Nerve growth factor (NGF) pathway biomarkers in Down syndrome prior to and after the onset of clinical Alzheimer's disease: A paired CSF and plasma study

Background The discovery that nerve growth factor (NGF) metabolism is altered in Down syndrome (DS) and Alzheimer's disease (AD) brains offered a framework for the identification of novel biomarkers signalling NGF deregulation in AD pathology. Methods We examined levels of NGF pathway proteins (proNGF, neuroserpin, tissue plasminogen activator [tPA], and metalloproteases [MMP]) in matched cerebrospinal fluid (CSF)/plasma samples from AD-symptomatic (DSAD) and AD-asymptomatic (aDS) individuals with DS, as well as controls (HC). Results ProNGF and MMP-3 were elevated while tPA was decreased in plasma from individuals with DS. CSF from individuals with DS showed elevated proNGF, neuroserpin, MMP-3, and MMP-9. ProNGF and MMP-9 in CSF differentiated DSAD from aDS (area under the curve = 0.86, 0.87).
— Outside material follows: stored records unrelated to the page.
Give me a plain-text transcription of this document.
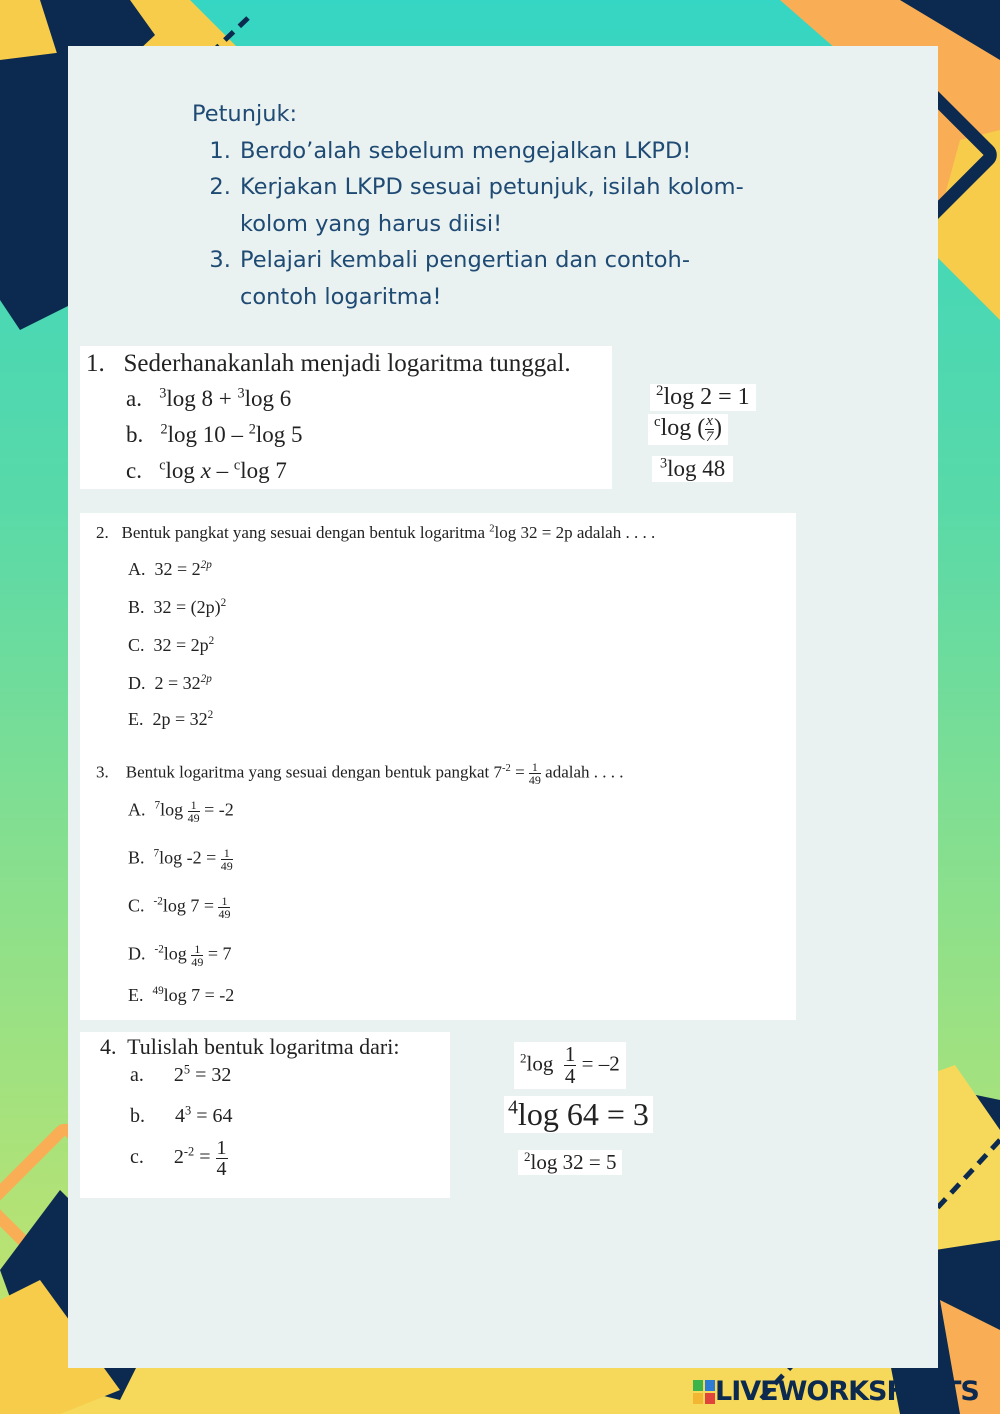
Petunjuk:
1. Berdo’alah sebelum mengejalkan LKPD!
2. Kerjakan LKPD sesuai petunjuk, isilah kolom-kolom yang harus diisi!
3. Pelajari kembali pengertian dan contoh-contoh logaritma!
1. Sederhanakanlah menjadi logaritma tunggal.
a. $^3$log 8 + $^3$log 6
b. $^2$log 10 – $^2$log 5
c. $^c$log x – $^c$log 7
$^2$log 2 = 1
$^c$log ( $\frac{x}{7}$ )
$^3$log 48
2. Bentuk pangkat yang sesuai dengan bentuk logaritma $^2$log 32 = 2p adalah . . . .
A. $32 = 2^{2p}$
B. $32 = (2p)^2$
C. $32 = 2p^2$
D. $2 = 32^{2p}$
E. $2p = 32^2$
3. Bentuk logaritma yang sesuai dengan bentuk pangkat $7^{-2} = \frac{1}{49}$ adalah . . . .
A. $^7\log \frac{1}{49} = -2$
B. $^7$log $-2 = \frac{1}{49}$
C. $^{-2}$log $7 = \frac{1}{49}$
D. $^{-2}\log \frac{1}{49} = 7$
E. $^{49}$log 7 = -2
4. Tulislah bentuk logaritma dari:
a. $2^5 = 32$
b. $4^3 = 64$
c. $2^{-2} = \frac{1}{4}$
$^2\log \frac{1}{4} = -2$
$^4$log 64 = 3
$^2$log 32 = 5
LIVEWORKSHEETS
NGF pathway markers associated with CSF amyloid beta and tau and differed by sex. Discussion Brain NGF metabolism changes can be monitored in plasma and CSF, supporting relevance in AD pathology. These markers could assist staging, subtyping, or precision medicine for AD in DS.

Automated summary

The discovery of altered NGF metabolism in Down syndrome and Alzheimer's disease brains led to the identification of NGF deregulation biomarkers in AD pathology. Monitoring NGF pathway markers in plasma and CSF can help distinguish DSAD from aDS, and these markers are associated with CSF amyloid beta and tau, varying by sex. These findings support the relevance of brain NGF metabolism changes in AD pathology and their potential use for AD staging and precision medicine in individuals with DS.